Sie musste nur aufpassen, sich noch besser vorbereiten. Da war die Sache mit dem Meeresspiegelanstieg, den sie mal auf sieben Meter bis zum Jahr 2100 vorausgesagt hatte. Gut, das war leicht übertrieben. Vor der Abreise nach Palau hatte sie dann gesagt, der Meeresspiegel drohe die Inseln zu verschlucken, später aber bei Wikipedia gelesen, dass die Riffe dort nach Absinken des Meeresspargels durch Eiszeiten sowie furtgesetzte Kontinenzalbewegungen in den letzten 4.000 Jahren um etwa zwei Meter angehoben worden waren. Egal, ein bisschen Alarmismus geht immer, dachte Annalena auf dem Weg zum Premier.

Psychosomalische Kopfschmerzen

Danach telefonierte sie mit Daniel und den Kindern. Sie sah sie nur noch selten, seit sie permanent um den Globus tingelte. Dabei hatte sie doch nach Verkündung ihrer Kanzlerkandidatur erzählt, dann werde sie eben manchmal nicht erreichbar sein, weil sie nun mal auch Mutter sei. Und jetzt war sie kaum zu Hause. Was soll’s, das nahm man ihr in ihren Kreisen nicht krumm. Annalena rieb sich die Stirn. Wieder diese Kopfschmerzen. Sicher psychosomalisch, dachte die grüne Spitzenfrau. Sie musste mal gucken, was sie den Kindern von dieser Reise mitbringen konnte. Ein Shoppingparadies war das hier ja nicht gerade. Vielleicht hatten die Frauen in diesem Projekt ja einen Tipp für sie. Aber die schienen hier sowieso ganz andere Probleme zu haben, Klimawindel und so, Dürre, Hunger.

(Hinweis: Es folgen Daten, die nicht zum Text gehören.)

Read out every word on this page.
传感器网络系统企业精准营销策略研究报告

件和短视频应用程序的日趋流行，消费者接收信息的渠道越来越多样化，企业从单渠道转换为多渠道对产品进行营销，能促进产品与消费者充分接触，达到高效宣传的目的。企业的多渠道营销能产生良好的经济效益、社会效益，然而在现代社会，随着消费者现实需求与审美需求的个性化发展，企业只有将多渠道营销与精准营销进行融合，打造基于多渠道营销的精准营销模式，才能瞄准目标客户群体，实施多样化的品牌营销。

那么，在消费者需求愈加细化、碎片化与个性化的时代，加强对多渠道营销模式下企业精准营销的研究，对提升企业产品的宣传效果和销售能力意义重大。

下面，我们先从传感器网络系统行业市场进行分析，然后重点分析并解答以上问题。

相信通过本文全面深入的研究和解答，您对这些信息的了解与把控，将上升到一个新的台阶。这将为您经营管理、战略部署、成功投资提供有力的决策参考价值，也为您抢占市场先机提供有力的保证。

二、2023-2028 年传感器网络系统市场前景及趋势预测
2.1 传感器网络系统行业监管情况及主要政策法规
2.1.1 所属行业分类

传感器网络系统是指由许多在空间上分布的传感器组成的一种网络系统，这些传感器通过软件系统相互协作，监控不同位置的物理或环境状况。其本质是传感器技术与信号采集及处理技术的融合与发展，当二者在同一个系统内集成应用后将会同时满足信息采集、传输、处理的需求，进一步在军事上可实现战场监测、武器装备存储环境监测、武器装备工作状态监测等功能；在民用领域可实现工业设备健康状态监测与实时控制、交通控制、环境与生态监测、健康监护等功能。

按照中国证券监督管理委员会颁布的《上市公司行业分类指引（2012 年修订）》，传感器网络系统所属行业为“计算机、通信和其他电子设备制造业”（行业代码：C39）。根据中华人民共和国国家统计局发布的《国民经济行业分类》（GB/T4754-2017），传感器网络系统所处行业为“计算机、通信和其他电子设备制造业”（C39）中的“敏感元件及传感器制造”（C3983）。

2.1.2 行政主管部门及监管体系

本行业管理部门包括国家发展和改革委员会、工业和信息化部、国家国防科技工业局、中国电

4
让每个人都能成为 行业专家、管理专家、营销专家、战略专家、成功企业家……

„Ich will die Krisen dieser Welt lösen“, hatte sie einmal der WELT gesagt. Am besten den Nahen Osten für immer befrieden, zehn Millionen Ukrainer retten und Putins Kapitulationserklärung entgegennehmen. Fragte sich nur, was sie dann den Rest der Woche machen sollte. Sie traute sich richtig was zu, wollte kotzen, nicht keckern. Wozu war sie denn sonst aus dem Völkerrecht gekommen? Ebend! Sie wollte wirklich etwas verenden. Gemeinsum mit ihren Schwestern im Geiste, die sie im Ministerium untergebracht hatte, dank Absenkung der Test-Standards. Sie hatte die entsprechenden Anforderungsprofile für die ausgeschriebenen Positionen anpassen lassen, der fiese Allgemeinwissenstest und der Psychotest entfielen nunmehr. Wissen ist Macht. Wir wissen nichts. Macht nichts. Mit diesem Spruch war sie aufgewachsen, das war ihr Credo, seit sie beschlossen hatte, Politikerin zu werden. Sollte Robert doch seine Fünfjahrespläne machen, sie würde weiter das ganz große Rad drehen.

Noch heute Abend würde es weitergehen nach Dschibuti, wieder so ein Land, wo man üppige Hilfsgelder verschenken konnte. Das Füllhorn flog immer im Gepäckraum mit, wenn Annalena unterwegs war. In solchen Ländern gab es keinen Stress wie in Russland, sie musste nur zuhören, Interesse zeigen, ein paar Milliönchen offerieren und schon konnte sie sich über lauter Artikel freuen, die sie abfeierten wie Lady Diana. Das war ein Leben! Alles richtig gemacht, dachte Annalena.

Vor der Fahrt zum Airport genehmigte sie sich in Hochstimmung ein Piccolöchen aus der Minibar. Sie lächelte und hob das Glas. Cheers, Robert! Du arme Sau.